When 35-year-old Gina Zapanta-Murphy called her OB because of unusual discharge at 29 weeks pregnant, she was more worried about leaking amniotic fluid or a ruptured placenta than anything else. But she received the shock of her life when a biopsy revealed she had cervical cancer, and it would have to be dealt with soon. “My immediate response was just trying to process the actual words I had heard followed by disbelief,” she tells Fit Pregnancy. “The ‘what ifs’ were overpowering. I had to counter the fear and worry with positivity as I didn’t want uncontrolled emotions to affect the baby.”
Cervical cancer during pregnancy is uncommon, thanks in part to reliable screenings like Pap smears, which can detect even pre-cancerous cells. The disease is usually slow-growing, which gave Gina’s doctors at PIH Health in Whittier, California, time to let the baby develop before taking action—although not as much time as they’d hoped. “This is the first time in 20 years that I have been involved in a case as rare as Gina’s,” gynecological oncologist Samuel Im, MD, tells Fit Pregnancy. “I’ve only seen about three patients with the same condition, but the difference in Gina’s case was that she was near full term when we detected the cancer. It was the first time I had seen a diagnosis this far into a pregnancy.”
“I had to deliver early”
The initial plan was to allow her to get to 37 weeks. “But after a few more visits the doctors decided the cancer was growing too quickly and bumped the date up to 34 weeks, October 14th,” Gina says. “It was a fine balancing of act of protecting both mom and baby.”
Although chemotherapy is generally considered safe in the second and third trimesters, Im recommended a radical hysterectomy—removal of the uterus, ovaries, fallopian tubes and cervix—at the same time as a C-section, a surgery he says was extremely complicated. “Performing a radical hysterectomy in general is a very difficult procedure,” Im says. “And a patient who is 30-plus weeks pregnant with an enlarged uterus and engorged blood vessels that come with being pregnant made it even more difficult.”

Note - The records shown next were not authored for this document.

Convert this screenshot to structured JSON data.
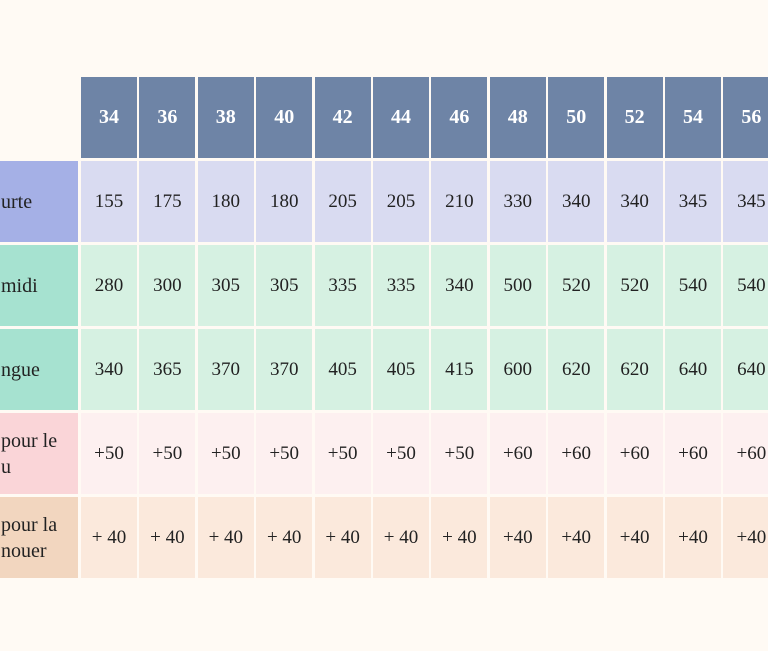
{
  "header": {
    "sizes": [
      "34",
      "36",
      "38",
      "40",
      "42",
      "44",
      "46",
      "48",
      "50",
      "52",
      "54",
      "56"
    ]
  },
  "rows": [
    {
      "label": "urte",
      "label_color": "#a5b0e6",
      "cell_color": "#d9dbf1",
      "values": [
        "155",
        "175",
        "180",
        "180",
        "205",
        "205",
        "210",
        "330",
        "340",
        "340",
        "345",
        "345"
      ]
    },
    {
      "label": "midi",
      "label_color": "#a6e2d0",
      "cell_color": "#d6f1e2",
      "values": [
        "280",
        "300",
        "305",
        "305",
        "335",
        "335",
        "340",
        "500",
        "520",
        "520",
        "540",
        "540"
      ]
    },
    {
      "label": "ngue",
      "label_color": "#a6e2d0",
      "cell_color": "#d6f1e2",
      "values": [
        "340",
        "365",
        "370",
        "370",
        "405",
        "405",
        "415",
        "600",
        "620",
        "620",
        "640",
        "640"
      ]
    },
    {
      "label": "pour le\nu",
      "label_color": "#fad5d8",
      "cell_color": "#fdf0f0",
      "values": [
        "+50",
        "+50",
        "+50",
        "+50",
        "+50",
        "+50",
        "+50",
        "+60",
        "+60",
        "+60",
        "+60",
        "+60"
      ]
    },
    {
      "label": "pour la\nnouer",
      "label_color": "#f2d6bf",
      "cell_color": "#fbe9dc",
      "values": [
        "+ 40",
        "+ 40",
        "+ 40",
        "+ 40",
        "+ 40",
        "+ 40",
        "+ 40",
        "+40",
        "+40",
        "+40",
        "+40",
        "+40"
      ]
    }
  ],
  "colors": {
    "header": "#6e84a6",
    "background": "#fffaf4"
  }
}
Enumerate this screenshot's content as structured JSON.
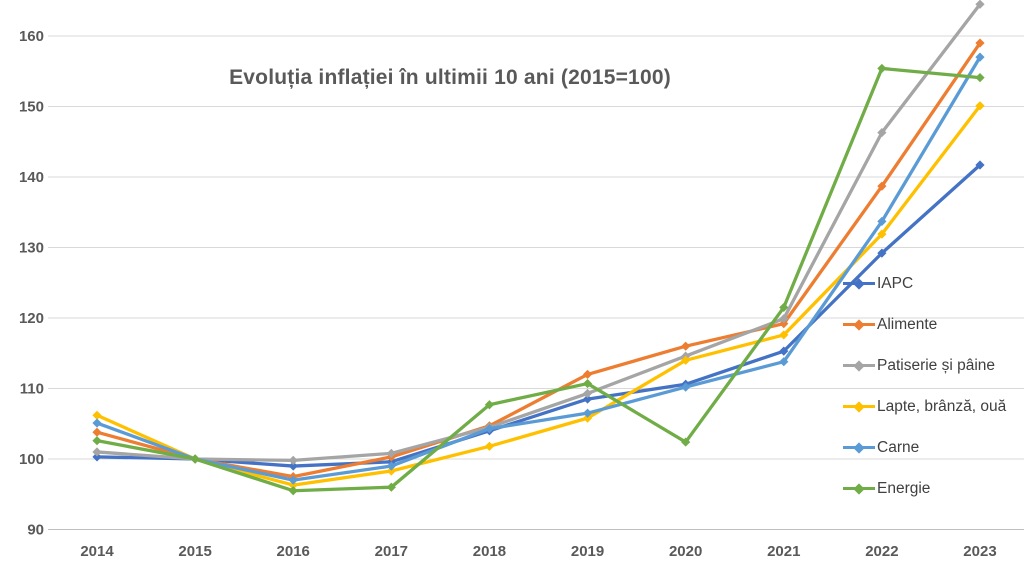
{
  "title": "Evoluția inflației în ultimii 10 ani (2015=100)",
  "chart_data": {
    "type": "line",
    "title": "Evoluția inflației în ultimii 10 ani (2015=100)",
    "x": [
      "2014",
      "2015",
      "2016",
      "2017",
      "2018",
      "2019",
      "2020",
      "2021",
      "2022",
      "2023"
    ],
    "y_ticks": [
      90,
      100,
      110,
      120,
      130,
      140,
      150,
      160
    ],
    "ylim": [
      90,
      165
    ],
    "grid": "horizontal",
    "legend_position": "right",
    "marker": "diamond",
    "series": [
      {
        "name": "IAPC",
        "color": "#4472C4",
        "values": [
          100.3,
          100,
          99.0,
          99.6,
          104.0,
          108.5,
          110.6,
          115.3,
          129.2,
          141.7
        ]
      },
      {
        "name": "Alimente",
        "color": "#ED7D31",
        "values": [
          103.8,
          100,
          97.5,
          100.3,
          104.7,
          112.0,
          116.0,
          119.2,
          138.7,
          159.0
        ]
      },
      {
        "name": "Patiserie și pâine",
        "color": "#A5A5A5",
        "values": [
          101.0,
          100,
          99.8,
          100.8,
          104.5,
          109.3,
          114.6,
          119.9,
          146.3,
          164.5
        ]
      },
      {
        "name": "Lapte, brânză, ouă",
        "color": "#FFC000",
        "values": [
          106.2,
          100,
          96.3,
          98.3,
          101.8,
          105.8,
          114.0,
          117.6,
          131.9,
          150.1
        ]
      },
      {
        "name": "Carne",
        "color": "#5B9BD5",
        "values": [
          105.1,
          100,
          97.0,
          99.0,
          104.3,
          106.5,
          110.2,
          113.8,
          133.7,
          157.0
        ]
      },
      {
        "name": "Energie",
        "color": "#70AD47",
        "values": [
          102.6,
          100,
          95.5,
          96.0,
          107.7,
          110.7,
          102.4,
          121.5,
          155.4,
          154.1
        ]
      }
    ],
    "axis_text_color": "#595959",
    "gridline_color": "#D9D9D9",
    "baseline_color": "#BFBFBF"
  }
}
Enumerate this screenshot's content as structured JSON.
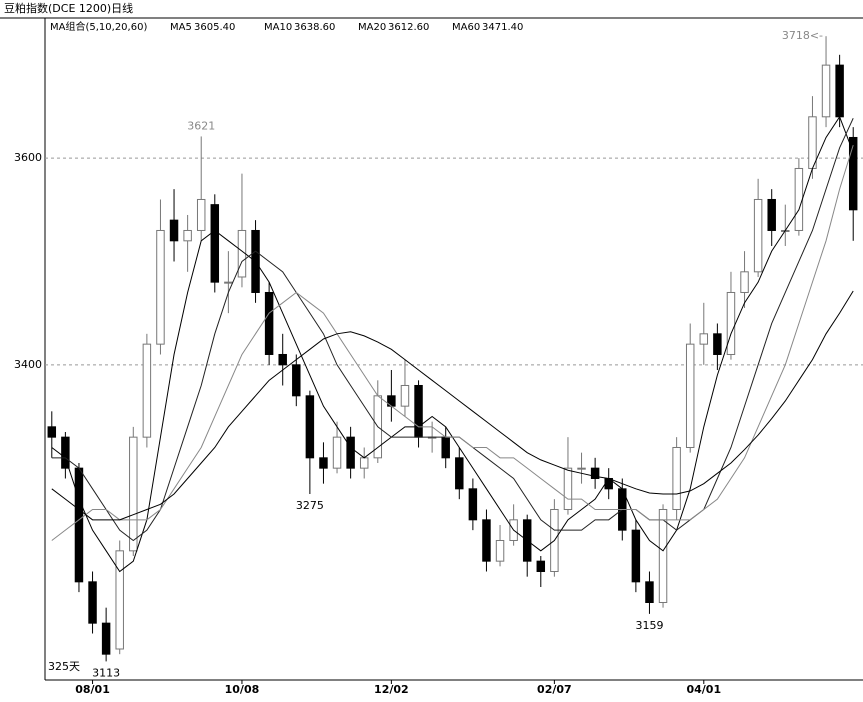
{
  "title": "豆粕指数(DCE 1200)日线",
  "indicator": "MA组合(5,10,20,60)",
  "period_label": "325天",
  "chart_data": {
    "type": "candlestick",
    "categories": [
      null,
      null,
      null,
      "08/01",
      null,
      null,
      null,
      null,
      null,
      null,
      null,
      null,
      null,
      null,
      "10/08",
      null,
      null,
      null,
      null,
      null,
      null,
      null,
      null,
      null,
      null,
      "12/02",
      null,
      null,
      null,
      null,
      null,
      null,
      null,
      null,
      null,
      null,
      null,
      "02/07",
      null,
      null,
      null,
      null,
      null,
      null,
      null,
      null,
      null,
      null,
      "04/01",
      null,
      null,
      null,
      null,
      null,
      null,
      null,
      null,
      null,
      null,
      null
    ],
    "open": [
      3340,
      3330,
      3300,
      3190,
      3150,
      3125,
      3220,
      3330,
      3420,
      3540,
      3520,
      3530,
      3555,
      3480,
      3485,
      3530,
      3470,
      3410,
      3400,
      3370,
      3310,
      3300,
      3330,
      3300,
      3310,
      3370,
      3360,
      3380,
      3330,
      3330,
      3310,
      3280,
      3250,
      3210,
      3230,
      3250,
      3210,
      3200,
      3260,
      3300,
      3300,
      3290,
      3280,
      3240,
      3190,
      3170,
      3260,
      3320,
      3420,
      3430,
      3410,
      3470,
      3490,
      3560,
      3530,
      3530,
      3590,
      3640,
      3690,
      3620
    ],
    "high": [
      3355,
      3335,
      3305,
      3200,
      3165,
      3230,
      3340,
      3430,
      3560,
      3570,
      3545,
      3621,
      3565,
      3510,
      3585,
      3540,
      3480,
      3430,
      3410,
      3375,
      3325,
      3345,
      3340,
      3320,
      3385,
      3395,
      3405,
      3385,
      3345,
      3340,
      3320,
      3290,
      3260,
      3245,
      3265,
      3255,
      3215,
      3270,
      3330,
      3315,
      3310,
      3300,
      3290,
      3250,
      3200,
      3265,
      3330,
      3440,
      3460,
      3440,
      3490,
      3510,
      3580,
      3570,
      3555,
      3600,
      3660,
      3718,
      3700,
      3630
    ],
    "low": [
      3310,
      3290,
      3180,
      3140,
      3113,
      3120,
      3215,
      3320,
      3410,
      3500,
      3490,
      3520,
      3470,
      3450,
      3475,
      3460,
      3400,
      3380,
      3360,
      3275,
      3285,
      3295,
      3290,
      3290,
      3305,
      3345,
      3350,
      3320,
      3315,
      3300,
      3270,
      3240,
      3200,
      3205,
      3225,
      3195,
      3185,
      3195,
      3255,
      3285,
      3280,
      3270,
      3230,
      3180,
      3159,
      3165,
      3250,
      3315,
      3400,
      3395,
      3405,
      3455,
      3485,
      3515,
      3515,
      3525,
      3580,
      3630,
      3630,
      3520
    ],
    "close": [
      3330,
      3300,
      3190,
      3150,
      3120,
      3220,
      3330,
      3420,
      3530,
      3520,
      3530,
      3560,
      3480,
      3480,
      3530,
      3470,
      3410,
      3400,
      3370,
      3310,
      3300,
      3330,
      3300,
      3310,
      3370,
      3360,
      3380,
      3330,
      3330,
      3310,
      3280,
      3250,
      3210,
      3230,
      3250,
      3210,
      3200,
      3260,
      3300,
      3300,
      3290,
      3280,
      3240,
      3190,
      3170,
      3260,
      3320,
      3420,
      3430,
      3410,
      3470,
      3490,
      3560,
      3530,
      3530,
      3590,
      3640,
      3690,
      3640,
      3550
    ],
    "series": [
      {
        "name": "MA5",
        "latest": "3605.40",
        "color": "#000000",
        "values": [
          3320,
          3310,
          3270,
          3240,
          3220,
          3200,
          3210,
          3250,
          3330,
          3410,
          3470,
          3520,
          3530,
          3520,
          3510,
          3500,
          3480,
          3450,
          3420,
          3390,
          3360,
          3340,
          3320,
          3310,
          3320,
          3330,
          3340,
          3340,
          3350,
          3340,
          3320,
          3300,
          3280,
          3260,
          3240,
          3230,
          3220,
          3230,
          3250,
          3260,
          3270,
          3290,
          3280,
          3250,
          3230,
          3220,
          3240,
          3280,
          3340,
          3390,
          3430,
          3460,
          3480,
          3510,
          3530,
          3550,
          3590,
          3620,
          3640,
          3605.4
        ]
      },
      {
        "name": "MA10",
        "latest": "3638.60",
        "color": "#222222",
        "values": [
          3310,
          3310,
          3300,
          3280,
          3260,
          3240,
          3230,
          3240,
          3260,
          3300,
          3340,
          3380,
          3430,
          3470,
          3500,
          3510,
          3500,
          3490,
          3470,
          3450,
          3430,
          3400,
          3380,
          3360,
          3340,
          3330,
          3330,
          3330,
          3330,
          3330,
          3330,
          3320,
          3310,
          3300,
          3290,
          3270,
          3250,
          3240,
          3240,
          3240,
          3250,
          3250,
          3260,
          3260,
          3250,
          3250,
          3240,
          3250,
          3260,
          3290,
          3320,
          3360,
          3400,
          3440,
          3470,
          3500,
          3530,
          3570,
          3610,
          3638.6
        ]
      },
      {
        "name": "MA20",
        "latest": "3612.60",
        "color": "#888888",
        "values": [
          3230,
          3240,
          3250,
          3260,
          3260,
          3250,
          3250,
          3250,
          3260,
          3280,
          3300,
          3320,
          3350,
          3380,
          3410,
          3430,
          3450,
          3460,
          3470,
          3460,
          3450,
          3430,
          3410,
          3390,
          3370,
          3360,
          3350,
          3340,
          3340,
          3330,
          3330,
          3320,
          3320,
          3310,
          3310,
          3300,
          3290,
          3280,
          3270,
          3270,
          3260,
          3260,
          3260,
          3260,
          3250,
          3250,
          3250,
          3250,
          3260,
          3270,
          3290,
          3310,
          3340,
          3370,
          3400,
          3440,
          3480,
          3520,
          3570,
          3612.6
        ]
      },
      {
        "name": "MA60",
        "latest": "3471.40",
        "color": "#000000",
        "values": [
          3280,
          3270,
          3260,
          3250,
          3250,
          3250,
          3255,
          3260,
          3265,
          3275,
          3290,
          3305,
          3320,
          3340,
          3355,
          3370,
          3385,
          3395,
          3405,
          3415,
          3425,
          3430,
          3432,
          3428,
          3422,
          3415,
          3405,
          3395,
          3385,
          3375,
          3365,
          3355,
          3345,
          3335,
          3325,
          3315,
          3308,
          3303,
          3298,
          3295,
          3292,
          3290,
          3285,
          3280,
          3276,
          3275,
          3275,
          3278,
          3285,
          3295,
          3305,
          3318,
          3332,
          3348,
          3365,
          3385,
          3405,
          3430,
          3450,
          3471.4
        ]
      }
    ],
    "annotations": [
      {
        "label": "3621",
        "candle": 11,
        "side": "above"
      },
      {
        "label": "3113",
        "candle": 4,
        "side": "below"
      },
      {
        "label": "3275",
        "candle": 19,
        "side": "below"
      },
      {
        "label": "3159",
        "candle": 44,
        "side": "below"
      },
      {
        "label": "3718<-",
        "candle": 57,
        "side": "left"
      }
    ],
    "ylim": [
      3095,
      3724
    ],
    "yticks": [
      3400,
      3600
    ],
    "grid": true
  }
}
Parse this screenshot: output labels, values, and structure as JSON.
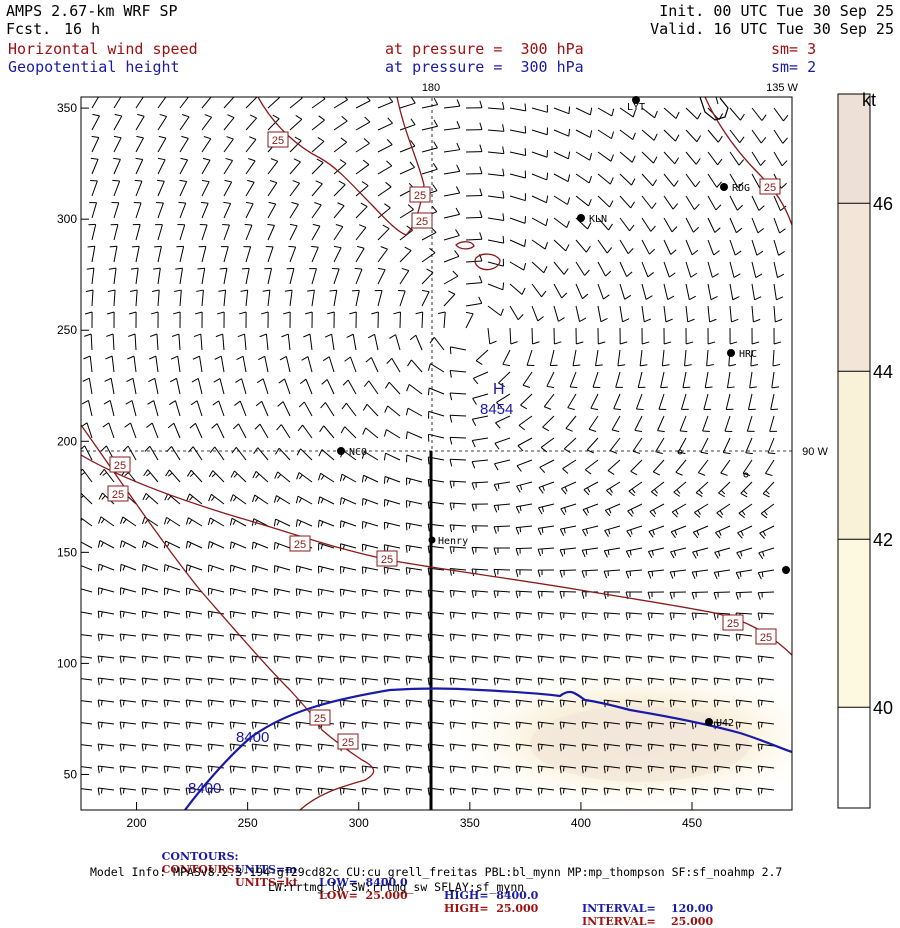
{
  "header": {
    "model": "AMPS 2.67-km WRF SP",
    "fcst_label": "Fcst.",
    "fcst_value": "16 h",
    "init": "Init. 00 UTC Tue 30 Sep 25",
    "valid": "Valid. 16 UTC Tue 30 Sep 25",
    "field1": "Horizontal wind speed",
    "field1_level": "at pressure =  300 hPa",
    "field1_sm": "sm= 3",
    "field2": "Geopotential height",
    "field2_level": "at pressure =  300 hPa",
    "field2_sm": "sm= 2"
  },
  "chart_data": {
    "type": "contour-map",
    "xlim": [
      175,
      495
    ],
    "ylim": [
      34,
      355
    ],
    "x_ticks": [
      200,
      250,
      300,
      350,
      400,
      450
    ],
    "y_ticks": [
      50,
      100,
      150,
      200,
      250,
      300,
      350
    ],
    "meridian_labels": [
      "180",
      "135 W",
      "90 W"
    ],
    "colorbar": {
      "unit": "kt",
      "ticks": [
        40,
        42,
        44,
        46
      ],
      "range": [
        38.8,
        47.3
      ],
      "colors": [
        "#ffffff",
        "#fdf8e0",
        "#f9f1d8",
        "#f3e6d8",
        "#ede0d6"
      ]
    },
    "height_contours": [
      {
        "label": "8400",
        "value": 8400,
        "color": "#1a1aa6"
      }
    ],
    "height_high": {
      "label": "H",
      "value": "8454"
    },
    "wind_contours": [
      {
        "label": "25",
        "value": 25,
        "color": "#8b1a1a"
      }
    ],
    "stations": [
      "NCO",
      "Henry",
      "KLN",
      "RDG",
      "HRC",
      "LYT",
      "U42"
    ],
    "contour_info": [
      {
        "prefix": "CONTOURS:",
        "units": "UNITS=m",
        "low": "LOW=  8400.0",
        "high": "HIGH=  8400.0",
        "interval": "INTERVAL=    120.00",
        "color": "#1a1aa6"
      },
      {
        "prefix": "CONTOURS:",
        "units": "UNITS=kt",
        "low": "LOW=  25.000",
        "high": "HIGH=  25.000",
        "interval": "INTERVAL=    25.000",
        "color": "#a01010"
      }
    ],
    "model_info_line1": "Model Info: MPASv8.2.3-194-gf29cd82c CU:cu_grell_freitas PBL:bl_mynn MP:mp_thompson SF:sf_noahmp 2.7",
    "model_info_line2": "LW:rrtmg_lw SW:rrtmg_sw SFLAY:sf_mynn"
  }
}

For Gina, the surgery meant the end of her fertility, although she had already decided that Valentina, her second child, was to be her last. “The hysterectomy meant I would have to start hormone therapy because I would no longer have ovaries to create my hormones,” Gina says. “At the time, the thought of being unable to conceive any more children didn’t bother me, but now I do feel a sadness sometimes at the finality of it all.”
The morning of the birth, Gina says she felt only “relief and hope. I was totally calm and collected, and knew that the best possible medical decision had been made for the both of us.” Her husband, Brian, who she describes as her “rock,” was by her side in the OR, in addition to her father, an orthopedic surgeon.
Luckily, Gina was able to be awake for her daughter’s birth. “The doctors initially wanted me under general anesthesia for the entire C-section and hysterectomy, but I really wanted to be awake for the birth,” Gina says, so her OB/GYNs, Dr. Brent Gray and Dr. Peter Roca, agreed they would put her under after Valentina was born. “I was anxious during the C-section portion, and then heard her beautiful cries,” she says. “At that same moment, they began administering the general anesthesia so I remember starting to ‘go out’ but then heard a loud voice say, ‘Gina, kiss the baby, kiss the baby.’ I turned to my left and kissed her perfect little warm face. I didn’t see her again for 24 hours.”
“You just never know”
When she woke up, she didn’t feel any more pain than she had with her previous C-section. “If you didn’t tell me I had a hysterectomy, I wouldn’t have known,” she says. “But I found out I had lost a significant amount of blood during surgery and needed a blood transfusion. They had told me it was a high possibility considering surgery on a pregnant woman typically means tremendous blood loss. I was just happy to be done with it.”
Gina began pumping breast milk for her daughter in the NICU, who she finally got to see the next day. “She was in an incubator and I was amazed by all the tubes and wires sticking out of her—I felt sorry that she was put in that position but knew she would have no recollection of it,” Gina says. “When I held her, she was so light and tiny but perfect. I couldn’t believe all we had gone through to get to that moment. We named her Valentina because in Spanish valiente or valiant describes her as a strong successful fighter, and the middle name Angela, because she was my angel—only because of her was I saved.”
The surgery was successful in removing Gina’s cancer, and she didn’t require any other treatment. Her prognosis today looks good. “Standard ongoing observation is an exam with the oncologist every three months for three years and a CT scan every six months,” she says. “I will complete year one this October 14th.” Im is happy with her progress as well. “I still see her for regular checkups and she brings in her baby—I’m pleased to say she is doing great,” he says.
Although Gina’s case was rare, it’s important to let your doctor know about any unusual symptoms you have during pregnancy—your OB will be able to tell what’s “normal weird” and what’s truly concerning. And continue your regular Pap tests, even while pregnant. “My advice is to be overly cautious about any symptoms,” Gina says. “You just never know.”